GNU Astronomy Utilities



4.10 Output FITS files

The output of many of Gnuastro’s programs are (or can be) FITS files. The FITS format has many useful features for storing scientific datasets (cubes, images and tables) along with a robust features for archivability. For more on this standard, please see Fits.

As a community convention described in Fits, the first extension of all FITS files produced by Gnuastro’s programs only contains the meta-data that is intended for the file’s extension(s). For a Gnuastro program, this generic meta-data (that is stored as FITS keyword records) is its configuration when it produced this dataset: file name(s) of input(s) and option names, values and comments. You can use the --outfitsnoconfig option to stop the programs from writing these keywords into the first extension of their output.

When the configuration is too trivial (only input filename, for example, the program Table) no meta-data is written in this extension. FITS keywords have the following limitations in regards to generic option names and values which are described below:

The keywords above are classified (separated by an empty line and title) as a group titled “ProgramName configuration”. This meta-data extension also contains a final group of keywords to keep the basic date and version information of Gnuastro, its dependencies and the pipeline that is using Gnuastro (if it is under version control); they are listed below.

DATE

The creation time of the FITS file. This date is written directly by CFITSIO and is in UT format.

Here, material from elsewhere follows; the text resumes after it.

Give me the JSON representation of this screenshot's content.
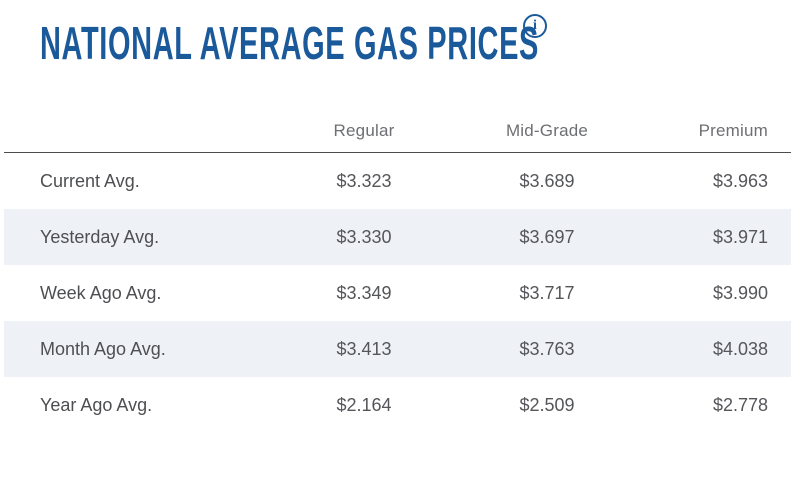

While the date can be a good metadata in most scenarios, it does have a caveat: when everything else in your output is the same between multiple runs, the date will be different! If exact reproducibility is important for you, this can be annoying! To stop any Gnuastro program from writing the DATE keyword, you can use the --outfitsnodate (see Input/Output options).

DATEUTC

If the date in the DATE keyword is in UTC, this keyword will have a value of 1; otherwise, it will have a value of 0. If DATE is not written, this is also ignored.

COMMIT

Git’s commit description from the running directory of Gnuastro’s programs. If the running directory is not version controlled or libgit2 is not installed (see Optional dependencies) then this keyword will not be present. The printed value is equivalent to the output of the following command:

git describe --dirty --always

If the running directory contains non-committed work, then the stored value will have a ‘-dirty’ suffix. This can be very helpful to let you know that the data is not ready to be shared with collaborators or submitted to a journal. You should only share results that are produced after all your work is committed (safely stored in the version controlled history and thus reproducible).

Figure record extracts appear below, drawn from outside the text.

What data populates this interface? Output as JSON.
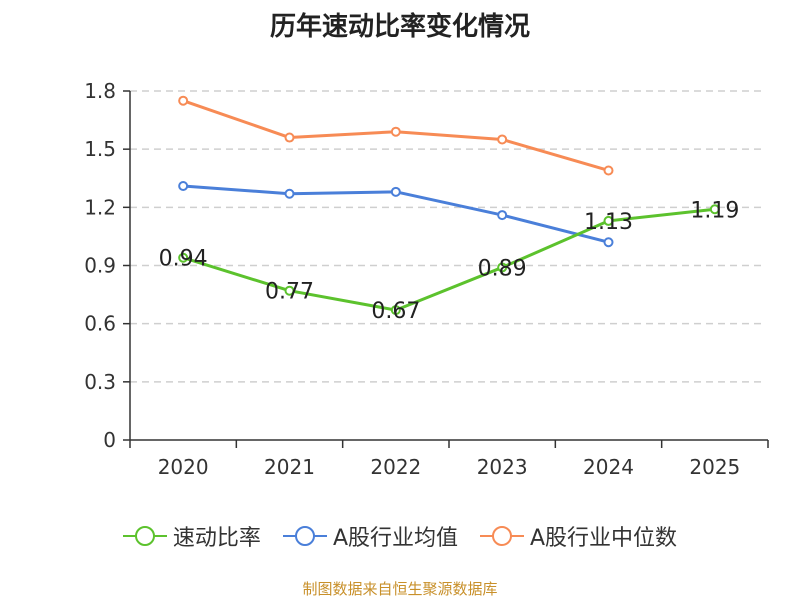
{
  "chart_data": {
    "type": "line",
    "title": "历年速动比率变化情况",
    "categories": [
      "2020",
      "2021",
      "2022",
      "2023",
      "2024",
      "2025"
    ],
    "ylim": [
      0,
      1.8
    ],
    "yticks": [
      "0",
      "0.3",
      "0.6",
      "0.9",
      "1.2",
      "1.5",
      "1.8"
    ],
    "grid": true,
    "legend_position": "bottom",
    "series": [
      {
        "name": "速动比率",
        "color": "#5cc22d",
        "values": [
          0.94,
          0.77,
          0.67,
          0.89,
          1.13,
          1.19
        ],
        "labels": [
          "0.94",
          "0.77",
          "0.67",
          "0.89",
          "1.13",
          "1.19"
        ],
        "show_labels": true
      },
      {
        "name": "A股行业均值",
        "color": "#4a7fd9",
        "values": [
          1.31,
          1.27,
          1.28,
          1.16,
          1.02,
          null
        ],
        "show_labels": false
      },
      {
        "name": "A股行业中位数",
        "color": "#f78b55",
        "values": [
          1.75,
          1.56,
          1.59,
          1.55,
          1.39,
          null
        ],
        "show_labels": false
      }
    ]
  },
  "source_text": "制图数据来自恒生聚源数据库"
}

At first sight, version control appears to be mainly a tool for software developers. However progress in a scientific research is almost identical to progress in software development: first you have a rough idea that starts with handful of easy steps. But as the first results appear to be promising, you will have to extend, or generalize, it to make it more robust and work in all the situations your research covers, not just your first test samples. Slowly you will find wrong assumptions or bad implementations that need to be fixed (‘bugs’ in software development parlance). Finally, when you submit the research to your collaborators or a journal, many comments and suggestions will come in, and you have to address them.

Software developers have created version control systems precisely for this kind of activity. Each significant moment in the project’s history is called a “commit”, see Version controlled source. A snapshot of the project in each “commit” is safely stored away, so you can revert back to it at a later time, or check changes/progress. This way, you can be sure that your work is reproducible and track the progress and history. With version control, experimentation in the project’s analysis is greatly facilitated, since you can easily revert back if a brainstorm test procedure fails.

One important feature of version control is that the research result (FITS image, table, report or paper) can be stamped with the unique commit information that produced it. This information will enable you to exactly reproduce that same result later, even if you have made changes/progress. For one example of a research paper’s reproduction pipeline, please see the reproduction pipeline of Akhlaghi and Ichikawa 2015 describing NoiseChisel.

In case you don’t want the COMMIT keyword in the first extension of your output FITS file, you can use the --outfitsnocommit option (see Input/Output options).

CFITSIO

The version of CFITSIO used (see CFITSIO). This can be disabled with --outfitsnoversions (see Input/Output options).

WCSLIB

The version of WCSLIB used (see WCSLIB). Note that older versions of WCSLIB do not report the version internally. So this is only available if you are using more recent WCSLIB versions. This can be disabled with --outfitsnoversions (see Input/Output options).

GSL

The version of GNU Scientific Library that was used, see GNU Scientific Library. This can be disabled with --outfitsnoversions (see Input/Output options).

GNUASTRO

The version of Gnuastro used (see Version numbering). This can be disabled with --outfitsnoversions (see Input/Output options).